Use of the portable acoustic shell system 100 during a performance is described with reference to FIG. 13. Once the portable acoustic shell system 100 is assembled, a performance step 160 can commence. Performance step 160 can include any type of performance that includes an audio portion such as speeches, concerts, plays and other forms of performances. Once performance step 160 has begun, a capture step 162 is initiated, whereby the microphone assemblies 134 capture the audio portion of the performance step 160. Depending upon the size and configuration of the portable acoustic shell 104, a plurality of microphone assemblies 134 can be used to ensure complete and accurate capture of the audio portions. Once the microphone assembly 134 captures the audio portions, the captured audio signal is amplified by the microphone preamplifier 152 in a preamplification step 164. The amplified signal is then filtered through the equalizer 154 in a filter step 166. The filtered signal is then processed by the digital signal processor 156 in a processing step 168. In processing step 168, the filtered signal is tuned and adjusted according to the desired audio characteristics that have been input by a user. By changing these desired audio characteristics within digital signal processor 156, a user can selectively process, modify and/or enhance the filtered signal. The desired audio characteristics can be modified at any time, including between performances, or “on the fly” during an actual performance. The digital signal processor 156 processes the signal into four outputs, which are fed to the audio amplifier 158 in an audio amplification step 170. Audio amplification step 170 amplifies the four outputs to create four channels of audio amplified signals. The four channels of audio amplified signals are then fed to the speaker assemblies 144 a, 144 b in a transmission step 172. In transmission step 172, the audio amplified signals are fed to speaker assemblies 144 a, 144 b in an interleaving pattern, such that adjacent speakers are never on the same audio/processing channel. Finally, the speaker assemblies 144 a, 144 b reflect/diffuse the audio amplified signals back to the musicians/audience in a broadcast step 174.
Canopy panel 128 and vertical panel assembly 120 define an acoustic reflective zone in performance area 106. Sounds made by a performer in the acoustic reflective zone are received by microphone assembly 134. This sound is processed by electronic acoustic system 102 and returned to the performer by way of speaker assemblies 144 a, 144 b. Absorber panel 142 is mounted between the speaker assemblies 144 a, 144 b and performance area 106 so that absorber panel 142 provides a semi-anechoic zone within the reflective zone described above. Speaker assemblies 144 a, 144 b are oriented away from performance area 106 and toward vertical panel assembly 120 and the sound they produce reaches a performer in the performance area indirectly. This configuration and the creation of a semi-anechoic zone between speaker assemblies 144 a, 144 b by way of absorber panel 142, provides acoustic feedback to a performer in performance area 106 that can be optimized to a particular piece or ensemble, and which is reproducible at different set up sites.
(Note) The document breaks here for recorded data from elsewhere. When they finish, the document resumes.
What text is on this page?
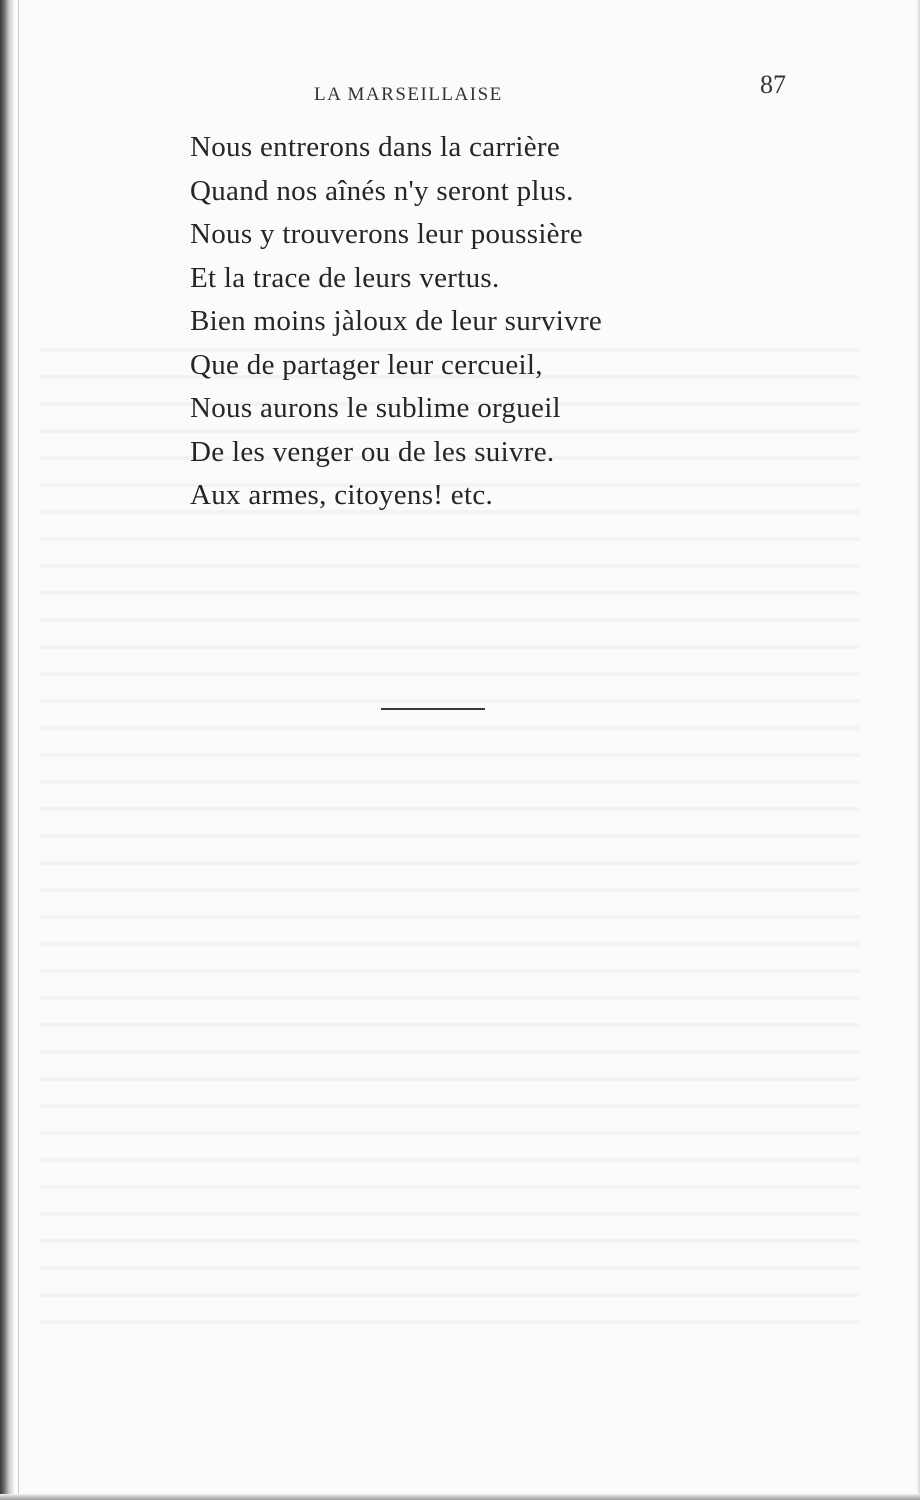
LA MARSEILLAISE	87
Nous entrerons dans la carrière
Quand nos aînés n'y seront plus.
Nous y trouverons leur poussière
Et la trace de leurs vertus.
Bien moins jàloux de leur survivre
Que de partager leur cercueil,
Nous aurons le sublime orgueil
De les venger ou de les suivre.
Aux armes, citoyens! etc.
Accordingly, a performer practicing in one space, and performing in a different space, will not have to adapt “on the fly” to the varying acoustics of different performance spaces.
Although various embodiments of the present invention have been disclosed here for purposes of illustration, it should be understood that a variety of changes, modifications and substitutions may be incorporated without departing from either the spirit or scope of the present invention. For example, the vertical panel assemblies can include additional speaker assemblies, for example, in canopy panel 128, to further enhance the performance of the portable acoustic shell system 100 of the present invention. In other embodiments, microphone assemblies 134 can be positioned in alternative locations, such as in front of the portable acoustic shell 104, within the performance area 106 or even being handheld by the performers themselves.